I met his father! | part 3.

Read part 1 here and part 2 here.

I knew beforehand that I would spend the night. He told me I would, and I was actually more than okay with it – although I’m usually really not the type of girl to spend the night at a guy’s house. Like I said before, I didn’t intend to have sex with him, and I know pretty well that you can spend a night in bed without actually having sex.

Well. This didn’t work with Alan and me. At all. We were awake till 5am, cuddling, having sex, talking. Then we fell asleep till 12pm, just to start anew *laugh* At some point he said that he was so glad he now knew we could spend all day in bed without any judgement from my side. We then got up to eat something and he had to finish his paper whilst I was hanging around. It was actually so lovely.

Afterwards we went and watched some more TV. It was around 7pm by then, when he asked me when I had to be head back home. I said there was no specific time, I just had to get to school the next morning. He then told me that he had to pick up his father at 9.30pm and that I could leave then, and I said okay. So clearly I had it set in mind that I would leave around 9pm.

When 9pm turned around he asked if I would like to stay some longer and he knew I was torn. I knew I should get home for the sake of school, but also really wanted to stay with him – afraid that this dream bubble would pop, once I got out of reach. So after another 15 minutes he asked again and I said I would stay – although I was terrified to meet his father this early on.
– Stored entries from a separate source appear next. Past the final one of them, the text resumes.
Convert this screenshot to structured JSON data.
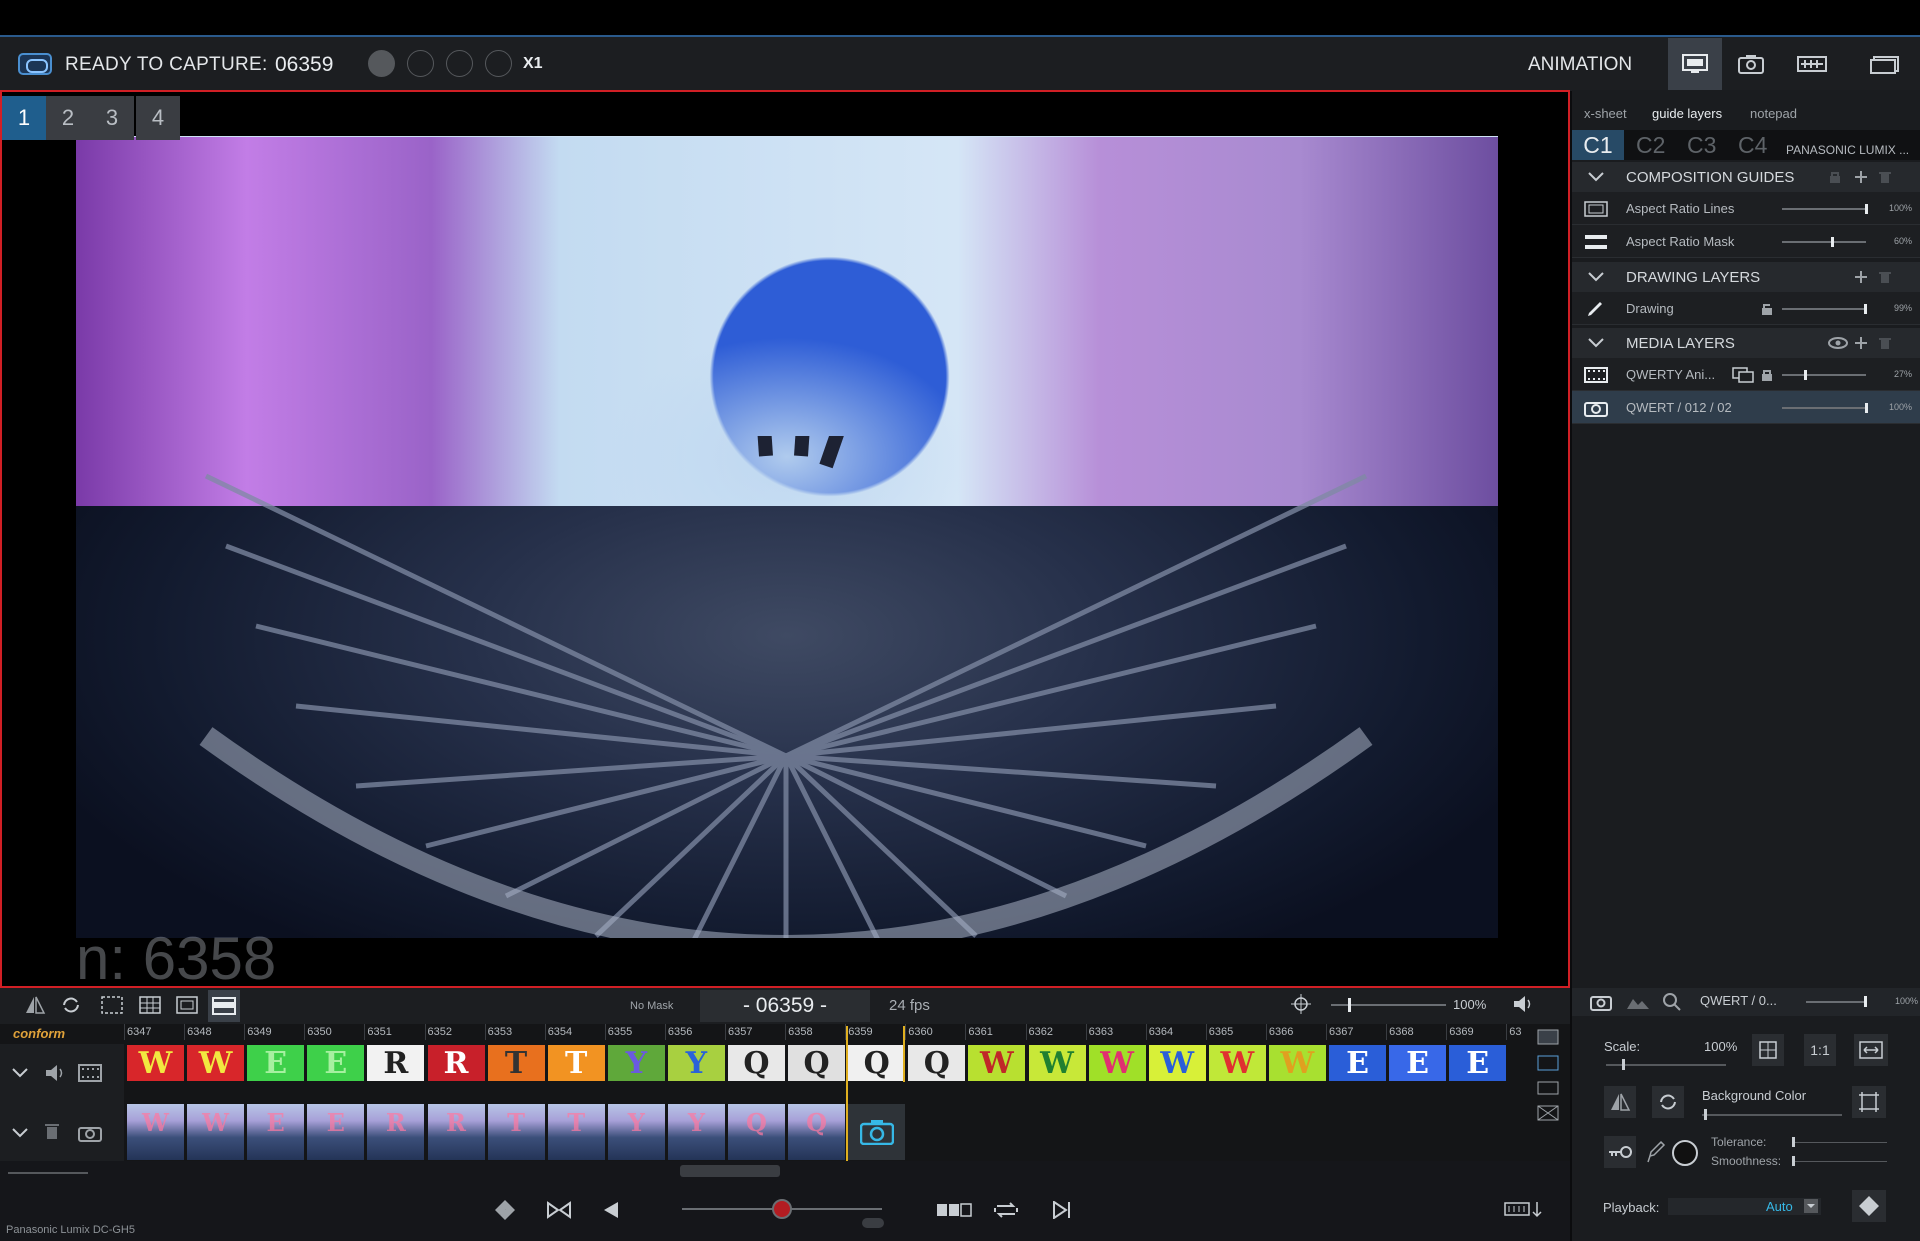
{
  "topbar": {
    "status_label": "READY TO CAPTURE:",
    "frame": "06359",
    "multiplier": "X1",
    "mode": "ANIMATION"
  },
  "viewer": {
    "tabs": [
      "1",
      "2",
      "3",
      "4"
    ],
    "overlay_text": "n: 6358"
  },
  "right_panel": {
    "tabs": [
      "x-sheet",
      "guide layers",
      "notepad"
    ],
    "cams": [
      "C1",
      "C2",
      "C3",
      "C4"
    ],
    "camera_name": "PANASONIC LUMIX ...",
    "composition": {
      "header": "COMPOSITION GUIDES",
      "rows": [
        {
          "label": "Aspect Ratio Lines",
          "pct": "100%",
          "level": 1.0
        },
        {
          "label": "Aspect Ratio Mask",
          "pct": "60%",
          "level": 0.6
        }
      ]
    },
    "drawing": {
      "header": "DRAWING LAYERS",
      "rows": [
        {
          "label": "Drawing",
          "pct": "99%",
          "level": 0.99
        }
      ]
    },
    "media": {
      "header": "MEDIA LAYERS",
      "rows": [
        {
          "label": "QWERTY Ani...",
          "pct": "27%",
          "level": 0.27
        },
        {
          "label": "QWERT / 012 / 02",
          "pct": "100%",
          "level": 1.0
        }
      ]
    }
  },
  "toolbar": {
    "mask": "No Mask",
    "timecode": "- 06359 -",
    "fps": "24 fps",
    "zoom": "100%"
  },
  "timeline": {
    "track_label": "conform",
    "frames": [
      "6347",
      "6348",
      "6349",
      "6350",
      "6351",
      "6352",
      "6353",
      "6354",
      "6355",
      "6356",
      "6357",
      "6358",
      "6359",
      "6360",
      "6361",
      "6362",
      "6363",
      "6364",
      "6365",
      "6366",
      "6367",
      "6368",
      "6369",
      "63"
    ],
    "letters": [
      "W",
      "W",
      "E",
      "E",
      "R",
      "R",
      "T",
      "T",
      "Y",
      "Y",
      "Q",
      "Q",
      "Q",
      "Q",
      "W",
      "W",
      "W",
      "W",
      "W",
      "W",
      "E",
      "E",
      "E"
    ],
    "thumbs": [
      "W",
      "W",
      "E",
      "E",
      "R",
      "R",
      "T",
      "T",
      "Y",
      "Y",
      "Q",
      "Q"
    ]
  },
  "bottom_right": {
    "layer_name": "QWERT / 0...",
    "layer_pct": "100%",
    "scale_label": "Scale:",
    "scale_value": "100%",
    "one_to_one": "1:1",
    "bg_color": "Background Color",
    "tolerance": "Tolerance:",
    "smoothness": "Smoothness:",
    "playback_label": "Playback:",
    "playback_value": "Auto"
  },
  "status": {
    "device": "Panasonic Lumix DC-GH5"
  },
  "colors": {
    "accent": "#36b8e6",
    "record": "#d11f25",
    "playhead": "#e0b020",
    "conform": "#e0a23a"
  }
}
I mean we just met, how was I supposed to react? And I also didn’t know how much his father even knew about me – or if he even knew I existed.
So we went to the train station to get him. I got so nervous, because at lunch we talked about first impressions with parents, and he told me how his ex girlfriend had messed up with his parents – so you know. Pressure high!
His father got there, I said “Hi I’m M” and he was just like “yeah hi!”. I was so set back about this that I didn’t even try to speak to him anymore on the car ride back home. I was devastated by then, because I had thought I totally had ruined my chance with Alan. He told me how much it meant to him that his girlfriend would get along with his family.

Once we did get home though, we started a casual chat with his father and it was so much fun. Not so much fun, when he asked Alan about those hickeys I gave him the night before, but oh well… embarrassment on a whole new level. We then actually watched TV for about 3 hours – his father, him and I. It was lovely. His father then went to bed and we continued watching TV till 3am. I knew I had to get up at 5am to get to school on time, so I wasn’t planning to go to sleep and just held him in my arms and watched him sleep.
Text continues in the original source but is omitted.